MATLAB Implementation of Particle Swarm Optimization Algorithm

Resource Overview

A complete MATLAB implementation of Particle Swarm Optimization (PSO) algorithm featuring swarm intelligence optimization with detailed code comments. This program includes parameter configuration options, fitness function customization, and visualization capabilities for convergence analysis.

Detailed Documentation

This MATLAB implementation of Particle Swarm Optimization (PSO) is developed with comprehensive Chinese documentation and comments.

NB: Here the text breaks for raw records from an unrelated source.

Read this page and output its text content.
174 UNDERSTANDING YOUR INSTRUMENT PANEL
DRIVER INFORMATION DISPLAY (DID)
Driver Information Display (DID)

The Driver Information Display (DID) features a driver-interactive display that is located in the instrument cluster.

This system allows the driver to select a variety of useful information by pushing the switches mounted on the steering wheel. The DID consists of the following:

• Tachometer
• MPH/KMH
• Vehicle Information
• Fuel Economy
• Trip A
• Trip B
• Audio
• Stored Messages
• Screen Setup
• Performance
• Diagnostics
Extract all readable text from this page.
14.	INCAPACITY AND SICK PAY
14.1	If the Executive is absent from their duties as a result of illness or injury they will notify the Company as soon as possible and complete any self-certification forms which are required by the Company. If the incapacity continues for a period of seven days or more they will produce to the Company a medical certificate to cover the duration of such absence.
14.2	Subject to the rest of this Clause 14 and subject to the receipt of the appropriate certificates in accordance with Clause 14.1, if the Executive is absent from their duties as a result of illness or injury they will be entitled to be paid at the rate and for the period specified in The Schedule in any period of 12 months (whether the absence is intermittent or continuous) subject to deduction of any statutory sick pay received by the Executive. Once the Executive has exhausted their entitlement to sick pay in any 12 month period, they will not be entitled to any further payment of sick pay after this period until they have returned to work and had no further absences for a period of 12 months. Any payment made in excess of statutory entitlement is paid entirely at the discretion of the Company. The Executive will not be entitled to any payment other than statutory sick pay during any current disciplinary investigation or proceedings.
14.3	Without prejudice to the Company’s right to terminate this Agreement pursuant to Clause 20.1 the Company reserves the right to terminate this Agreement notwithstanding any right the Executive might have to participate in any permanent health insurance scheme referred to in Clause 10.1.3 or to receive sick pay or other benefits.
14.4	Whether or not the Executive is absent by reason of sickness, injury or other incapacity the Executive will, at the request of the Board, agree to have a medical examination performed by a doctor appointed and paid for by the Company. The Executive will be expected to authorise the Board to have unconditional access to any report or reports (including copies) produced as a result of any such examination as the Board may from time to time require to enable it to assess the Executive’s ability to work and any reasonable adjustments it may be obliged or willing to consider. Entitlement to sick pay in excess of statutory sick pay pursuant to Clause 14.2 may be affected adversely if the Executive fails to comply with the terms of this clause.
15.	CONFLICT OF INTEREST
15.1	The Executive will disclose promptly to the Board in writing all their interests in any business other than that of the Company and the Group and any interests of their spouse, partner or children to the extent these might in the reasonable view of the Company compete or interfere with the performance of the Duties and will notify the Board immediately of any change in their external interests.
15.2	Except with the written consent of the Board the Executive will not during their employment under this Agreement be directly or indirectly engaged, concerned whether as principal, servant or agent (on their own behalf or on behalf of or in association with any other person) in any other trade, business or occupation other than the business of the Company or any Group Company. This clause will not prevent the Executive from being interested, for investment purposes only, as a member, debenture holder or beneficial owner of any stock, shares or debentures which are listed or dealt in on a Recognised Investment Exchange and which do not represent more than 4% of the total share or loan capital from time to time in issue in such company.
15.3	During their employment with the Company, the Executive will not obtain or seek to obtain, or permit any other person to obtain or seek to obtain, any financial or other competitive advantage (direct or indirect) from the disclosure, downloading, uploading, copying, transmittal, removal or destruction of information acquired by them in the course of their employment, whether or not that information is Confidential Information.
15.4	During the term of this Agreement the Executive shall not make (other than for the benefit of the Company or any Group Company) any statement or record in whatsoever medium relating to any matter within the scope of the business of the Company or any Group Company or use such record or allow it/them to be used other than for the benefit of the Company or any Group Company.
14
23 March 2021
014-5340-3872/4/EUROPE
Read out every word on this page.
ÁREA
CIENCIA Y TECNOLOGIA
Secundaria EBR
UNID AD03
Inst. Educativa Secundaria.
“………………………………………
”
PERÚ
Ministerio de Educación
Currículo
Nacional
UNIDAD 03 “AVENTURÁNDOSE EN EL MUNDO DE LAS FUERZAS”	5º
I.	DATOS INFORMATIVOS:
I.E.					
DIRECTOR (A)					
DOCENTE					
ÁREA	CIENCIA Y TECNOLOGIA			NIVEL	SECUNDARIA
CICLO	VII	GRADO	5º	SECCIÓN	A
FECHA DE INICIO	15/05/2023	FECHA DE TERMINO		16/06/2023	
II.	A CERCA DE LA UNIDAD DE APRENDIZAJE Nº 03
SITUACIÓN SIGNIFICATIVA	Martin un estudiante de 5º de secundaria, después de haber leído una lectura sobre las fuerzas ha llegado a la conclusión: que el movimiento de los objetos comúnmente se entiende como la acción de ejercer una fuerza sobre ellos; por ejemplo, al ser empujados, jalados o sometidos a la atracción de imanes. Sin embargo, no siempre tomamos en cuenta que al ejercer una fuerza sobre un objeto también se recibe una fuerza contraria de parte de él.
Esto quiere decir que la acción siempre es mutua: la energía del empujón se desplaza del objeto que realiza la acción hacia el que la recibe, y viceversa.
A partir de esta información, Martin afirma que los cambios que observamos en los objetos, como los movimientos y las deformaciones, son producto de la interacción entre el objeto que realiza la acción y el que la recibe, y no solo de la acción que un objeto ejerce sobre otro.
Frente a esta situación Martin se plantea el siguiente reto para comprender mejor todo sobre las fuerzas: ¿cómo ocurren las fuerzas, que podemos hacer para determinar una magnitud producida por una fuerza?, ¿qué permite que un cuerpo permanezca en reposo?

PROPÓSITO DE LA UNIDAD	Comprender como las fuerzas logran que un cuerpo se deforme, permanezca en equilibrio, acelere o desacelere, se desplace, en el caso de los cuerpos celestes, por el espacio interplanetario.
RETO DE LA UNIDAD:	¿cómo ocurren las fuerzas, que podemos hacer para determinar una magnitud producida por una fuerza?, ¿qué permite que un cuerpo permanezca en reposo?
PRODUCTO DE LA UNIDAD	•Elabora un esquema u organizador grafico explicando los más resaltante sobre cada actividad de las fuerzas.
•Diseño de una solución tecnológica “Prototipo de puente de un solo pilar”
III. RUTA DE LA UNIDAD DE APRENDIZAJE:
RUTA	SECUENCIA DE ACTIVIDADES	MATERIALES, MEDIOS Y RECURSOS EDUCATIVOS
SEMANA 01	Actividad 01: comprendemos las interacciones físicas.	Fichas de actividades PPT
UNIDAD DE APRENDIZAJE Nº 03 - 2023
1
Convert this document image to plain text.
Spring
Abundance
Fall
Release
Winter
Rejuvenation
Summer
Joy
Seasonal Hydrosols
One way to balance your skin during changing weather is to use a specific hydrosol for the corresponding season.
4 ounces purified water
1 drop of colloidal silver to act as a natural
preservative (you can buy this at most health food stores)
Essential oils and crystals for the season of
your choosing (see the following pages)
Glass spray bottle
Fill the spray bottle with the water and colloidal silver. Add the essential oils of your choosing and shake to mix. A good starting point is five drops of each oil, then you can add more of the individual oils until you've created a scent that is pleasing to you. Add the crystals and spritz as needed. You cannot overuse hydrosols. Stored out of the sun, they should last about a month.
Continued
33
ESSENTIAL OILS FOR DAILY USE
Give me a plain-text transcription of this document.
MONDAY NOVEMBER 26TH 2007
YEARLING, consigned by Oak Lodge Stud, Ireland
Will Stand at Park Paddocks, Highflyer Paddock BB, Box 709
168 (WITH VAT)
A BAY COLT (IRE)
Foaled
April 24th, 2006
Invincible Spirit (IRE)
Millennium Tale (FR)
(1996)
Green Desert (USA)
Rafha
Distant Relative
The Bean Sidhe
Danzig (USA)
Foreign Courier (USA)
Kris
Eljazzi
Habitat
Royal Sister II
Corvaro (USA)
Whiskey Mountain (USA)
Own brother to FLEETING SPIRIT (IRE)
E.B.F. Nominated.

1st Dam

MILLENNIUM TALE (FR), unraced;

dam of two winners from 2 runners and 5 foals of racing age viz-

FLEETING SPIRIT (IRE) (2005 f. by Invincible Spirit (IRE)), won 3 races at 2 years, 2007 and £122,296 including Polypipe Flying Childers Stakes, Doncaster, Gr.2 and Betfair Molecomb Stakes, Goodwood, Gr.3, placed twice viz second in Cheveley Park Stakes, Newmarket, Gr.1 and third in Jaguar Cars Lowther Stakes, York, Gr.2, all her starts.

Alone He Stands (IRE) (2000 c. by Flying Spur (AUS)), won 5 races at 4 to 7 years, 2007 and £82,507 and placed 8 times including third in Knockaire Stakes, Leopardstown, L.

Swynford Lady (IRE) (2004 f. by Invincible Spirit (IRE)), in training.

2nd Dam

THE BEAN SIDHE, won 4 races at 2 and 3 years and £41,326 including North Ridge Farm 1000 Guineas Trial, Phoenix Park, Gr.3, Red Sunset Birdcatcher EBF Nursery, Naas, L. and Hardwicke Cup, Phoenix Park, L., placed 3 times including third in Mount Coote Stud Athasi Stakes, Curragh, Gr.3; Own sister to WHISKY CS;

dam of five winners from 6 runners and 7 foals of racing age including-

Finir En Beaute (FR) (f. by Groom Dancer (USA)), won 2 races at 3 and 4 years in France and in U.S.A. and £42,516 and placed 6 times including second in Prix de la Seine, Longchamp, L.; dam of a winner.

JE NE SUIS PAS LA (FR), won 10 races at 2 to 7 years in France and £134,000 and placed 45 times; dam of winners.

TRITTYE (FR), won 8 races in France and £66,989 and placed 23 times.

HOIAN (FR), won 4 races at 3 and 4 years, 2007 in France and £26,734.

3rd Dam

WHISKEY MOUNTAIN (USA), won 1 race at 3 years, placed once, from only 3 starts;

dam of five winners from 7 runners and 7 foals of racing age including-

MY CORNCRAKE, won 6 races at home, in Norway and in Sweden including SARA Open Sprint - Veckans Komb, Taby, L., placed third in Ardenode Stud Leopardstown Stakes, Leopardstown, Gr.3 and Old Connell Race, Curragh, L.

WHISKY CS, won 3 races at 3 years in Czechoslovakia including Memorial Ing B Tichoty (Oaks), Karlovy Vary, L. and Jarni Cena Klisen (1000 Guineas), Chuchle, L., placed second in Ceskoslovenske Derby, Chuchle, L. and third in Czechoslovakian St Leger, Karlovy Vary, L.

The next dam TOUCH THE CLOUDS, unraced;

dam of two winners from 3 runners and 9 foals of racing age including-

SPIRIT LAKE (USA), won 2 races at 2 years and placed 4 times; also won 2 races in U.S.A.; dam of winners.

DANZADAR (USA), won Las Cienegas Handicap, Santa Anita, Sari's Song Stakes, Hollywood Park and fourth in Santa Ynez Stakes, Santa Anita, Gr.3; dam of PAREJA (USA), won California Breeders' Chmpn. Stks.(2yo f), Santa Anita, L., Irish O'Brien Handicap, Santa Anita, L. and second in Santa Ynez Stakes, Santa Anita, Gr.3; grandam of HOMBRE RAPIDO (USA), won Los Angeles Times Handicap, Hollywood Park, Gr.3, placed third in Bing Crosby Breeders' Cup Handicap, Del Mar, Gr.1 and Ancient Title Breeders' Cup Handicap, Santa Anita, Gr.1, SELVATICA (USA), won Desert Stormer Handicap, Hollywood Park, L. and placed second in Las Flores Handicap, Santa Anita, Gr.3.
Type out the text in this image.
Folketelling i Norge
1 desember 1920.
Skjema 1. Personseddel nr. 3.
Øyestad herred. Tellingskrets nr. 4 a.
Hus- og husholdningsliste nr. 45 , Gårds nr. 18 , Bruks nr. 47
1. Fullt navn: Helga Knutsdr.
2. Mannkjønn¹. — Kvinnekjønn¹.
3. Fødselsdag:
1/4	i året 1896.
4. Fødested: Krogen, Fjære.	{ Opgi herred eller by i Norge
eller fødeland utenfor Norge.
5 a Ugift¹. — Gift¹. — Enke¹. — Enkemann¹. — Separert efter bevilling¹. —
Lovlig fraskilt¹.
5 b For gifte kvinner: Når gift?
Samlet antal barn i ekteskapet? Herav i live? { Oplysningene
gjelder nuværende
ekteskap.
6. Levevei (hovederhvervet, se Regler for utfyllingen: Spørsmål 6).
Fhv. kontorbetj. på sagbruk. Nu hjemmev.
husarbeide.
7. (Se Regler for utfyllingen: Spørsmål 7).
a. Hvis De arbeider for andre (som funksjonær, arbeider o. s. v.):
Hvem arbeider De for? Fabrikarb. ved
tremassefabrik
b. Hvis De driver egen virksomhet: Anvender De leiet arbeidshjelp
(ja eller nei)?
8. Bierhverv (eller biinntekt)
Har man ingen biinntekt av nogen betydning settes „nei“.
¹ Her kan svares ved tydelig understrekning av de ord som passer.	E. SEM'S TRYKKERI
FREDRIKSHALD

The program features: - Standard PSO algorithm with inertia weight adjustment - Customizable optimization parameters (swarm size, iteration count, velocity limits) - Modular design allowing easy fitness function replacement - Real-time convergence monitoring and performance visualization - Support for both constrained and unconstrained optimization problems Key functions include: particle_swarm_optimizer.m - Main optimization algorithm with velocity update equations initialize_swarm() - Population initialization with random position/velocity calculate_fitness() - Objective function evaluation module update_best_positions() - Personal and global best tracking plot_convergence() - Real-time optimization progress visualization The code is structured for easy modification and extension, making it suitable for both educational purposes and practical engineering optimization applications. Users can adapt the fitness function to solve specific optimization problems in various domains including machine learning, control systems, and computational finance.